Hua Keru, Yu Qin, Zhang Ruiming
IEEE/ACM Trans Comput Biol Bioinform. 2016 Sep-Oct;13(5):868-877. doi: 10.1109/TCBB.2015.2495186. Epub 2015 Oct 26.
Similarity of sequences is a key mathematical notion for Classification and Phylogenetic studies in Biology. The distance and similarity between two sequence are very important and widely studied. During the last decades, Similarity(distance) metric learning is one of the hottest topics of machine learning/data mining as well as their applications in the bioinformatics field. It is feasible to introduce machine learning technology to learn similarity metric from biological data. In this paper, we propose a novel framework of guaranteed similarity metric learning (GMSL) to perform alignment of biology sequences in any feature vector space. It introduces the (ϵ, γ, τ)-goodness similarity theory to Mahalanobis metric learning. As a theoretical guaranteed similarity metric learning approach, GMSL guarantees that the learned similarity function performs well in classification and clustering. Our experiments on the most used datasets demonstrate that our approach outperforms the state-of-the-art biological sequences alignment methods and other similarity metric learning algorithms in both accuracy and stability.
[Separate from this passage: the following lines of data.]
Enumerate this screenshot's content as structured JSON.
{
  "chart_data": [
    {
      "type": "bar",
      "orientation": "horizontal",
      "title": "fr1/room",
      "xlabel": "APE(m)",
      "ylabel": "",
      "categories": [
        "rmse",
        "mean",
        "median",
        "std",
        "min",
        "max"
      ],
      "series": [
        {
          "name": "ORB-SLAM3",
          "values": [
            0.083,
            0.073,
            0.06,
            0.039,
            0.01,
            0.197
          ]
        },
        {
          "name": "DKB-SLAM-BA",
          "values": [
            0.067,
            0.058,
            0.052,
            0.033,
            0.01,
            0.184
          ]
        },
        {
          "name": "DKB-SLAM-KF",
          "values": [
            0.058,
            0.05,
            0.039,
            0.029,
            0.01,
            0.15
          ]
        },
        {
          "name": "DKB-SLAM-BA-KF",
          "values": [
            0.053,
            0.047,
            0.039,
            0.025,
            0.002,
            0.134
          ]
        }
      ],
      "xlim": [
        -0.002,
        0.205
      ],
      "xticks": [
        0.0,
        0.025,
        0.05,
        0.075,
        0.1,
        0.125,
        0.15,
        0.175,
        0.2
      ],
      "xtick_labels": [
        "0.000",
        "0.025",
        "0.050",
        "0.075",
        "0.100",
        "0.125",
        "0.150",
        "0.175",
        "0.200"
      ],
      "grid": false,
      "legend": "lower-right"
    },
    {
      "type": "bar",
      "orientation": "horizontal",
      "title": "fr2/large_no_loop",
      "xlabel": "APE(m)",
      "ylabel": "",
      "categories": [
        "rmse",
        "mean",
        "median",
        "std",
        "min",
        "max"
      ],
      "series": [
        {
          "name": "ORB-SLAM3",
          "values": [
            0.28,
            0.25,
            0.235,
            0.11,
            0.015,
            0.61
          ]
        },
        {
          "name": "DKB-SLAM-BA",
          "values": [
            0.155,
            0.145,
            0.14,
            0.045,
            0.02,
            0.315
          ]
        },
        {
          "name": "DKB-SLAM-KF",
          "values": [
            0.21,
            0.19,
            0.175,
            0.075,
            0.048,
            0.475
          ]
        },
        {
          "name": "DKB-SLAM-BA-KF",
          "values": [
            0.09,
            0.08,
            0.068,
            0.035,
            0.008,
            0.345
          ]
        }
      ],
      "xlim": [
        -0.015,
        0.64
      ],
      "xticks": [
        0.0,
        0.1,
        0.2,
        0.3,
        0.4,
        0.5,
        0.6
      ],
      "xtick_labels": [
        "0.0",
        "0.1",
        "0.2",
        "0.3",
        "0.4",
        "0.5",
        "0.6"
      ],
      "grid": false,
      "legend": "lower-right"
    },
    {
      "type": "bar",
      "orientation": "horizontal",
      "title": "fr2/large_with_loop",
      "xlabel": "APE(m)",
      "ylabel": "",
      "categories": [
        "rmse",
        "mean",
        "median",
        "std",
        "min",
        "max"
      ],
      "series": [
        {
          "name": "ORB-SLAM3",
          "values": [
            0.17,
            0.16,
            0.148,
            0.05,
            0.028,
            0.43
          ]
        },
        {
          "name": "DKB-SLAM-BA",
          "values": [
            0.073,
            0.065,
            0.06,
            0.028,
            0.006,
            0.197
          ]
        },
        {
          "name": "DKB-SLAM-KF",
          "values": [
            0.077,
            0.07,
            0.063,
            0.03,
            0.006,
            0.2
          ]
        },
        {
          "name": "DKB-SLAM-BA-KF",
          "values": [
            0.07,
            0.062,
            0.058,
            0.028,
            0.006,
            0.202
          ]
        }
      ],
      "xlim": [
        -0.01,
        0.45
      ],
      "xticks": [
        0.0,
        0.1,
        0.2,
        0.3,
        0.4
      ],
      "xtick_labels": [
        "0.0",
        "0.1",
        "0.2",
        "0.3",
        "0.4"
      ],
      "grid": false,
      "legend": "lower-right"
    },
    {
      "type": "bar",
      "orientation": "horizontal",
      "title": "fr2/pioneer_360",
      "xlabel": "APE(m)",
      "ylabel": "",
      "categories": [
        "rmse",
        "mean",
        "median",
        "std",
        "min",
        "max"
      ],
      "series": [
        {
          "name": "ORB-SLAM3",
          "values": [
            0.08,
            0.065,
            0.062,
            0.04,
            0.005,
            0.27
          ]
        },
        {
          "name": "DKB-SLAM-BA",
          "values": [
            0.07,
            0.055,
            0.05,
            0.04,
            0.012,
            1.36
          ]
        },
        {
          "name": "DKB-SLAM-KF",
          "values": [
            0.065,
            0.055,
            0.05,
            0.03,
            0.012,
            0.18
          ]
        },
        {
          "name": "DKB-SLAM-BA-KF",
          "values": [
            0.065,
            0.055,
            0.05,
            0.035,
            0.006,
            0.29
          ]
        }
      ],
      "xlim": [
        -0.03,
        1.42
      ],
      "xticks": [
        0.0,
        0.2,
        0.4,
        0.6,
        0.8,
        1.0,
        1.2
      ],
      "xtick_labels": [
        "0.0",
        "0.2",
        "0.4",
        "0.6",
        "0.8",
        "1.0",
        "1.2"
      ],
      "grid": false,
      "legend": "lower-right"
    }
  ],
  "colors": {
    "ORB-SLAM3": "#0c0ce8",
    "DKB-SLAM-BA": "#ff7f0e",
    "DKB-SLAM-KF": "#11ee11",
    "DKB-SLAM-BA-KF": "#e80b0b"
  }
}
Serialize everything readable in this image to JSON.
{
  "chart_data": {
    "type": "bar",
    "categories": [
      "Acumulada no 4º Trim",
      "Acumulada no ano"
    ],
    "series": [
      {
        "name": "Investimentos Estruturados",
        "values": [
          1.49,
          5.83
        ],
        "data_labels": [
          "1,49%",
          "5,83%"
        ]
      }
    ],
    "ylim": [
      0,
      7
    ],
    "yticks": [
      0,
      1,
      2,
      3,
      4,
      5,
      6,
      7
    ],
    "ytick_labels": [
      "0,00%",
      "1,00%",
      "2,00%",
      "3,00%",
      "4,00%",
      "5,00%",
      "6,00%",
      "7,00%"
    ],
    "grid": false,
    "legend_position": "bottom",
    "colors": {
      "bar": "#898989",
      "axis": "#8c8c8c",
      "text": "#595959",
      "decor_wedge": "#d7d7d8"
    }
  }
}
序列相似性是生物学中分类和系统发育研究的关键数学概念。两个序列之间的距离和相似性非常重要且受到广泛研究。在过去几十年中,相似性(距离)度量学习是机器学习/数据挖掘及其在生物信息学领域应用中最热门的话题之一。引入机器学习技术从生物数据中学习相似性度量是可行的。在本文中,我们提出了一种新颖的保证相似性度量学习(GMSL)框架,用于在任何特征向量空间中进行生物序列比对。它将(ϵ, γ, τ)-优度相似性理论引入马氏距离度量学习。作为一种具有理论保证的相似性度量学习方法,GMSL保证所学习的相似性函数在分类和聚类中表现良好。我们在最常用数据集上的实验表明,我们的方法在准确性和稳定性方面均优于当前最先进的生物序列比对方法和其他相似性度量学习算法。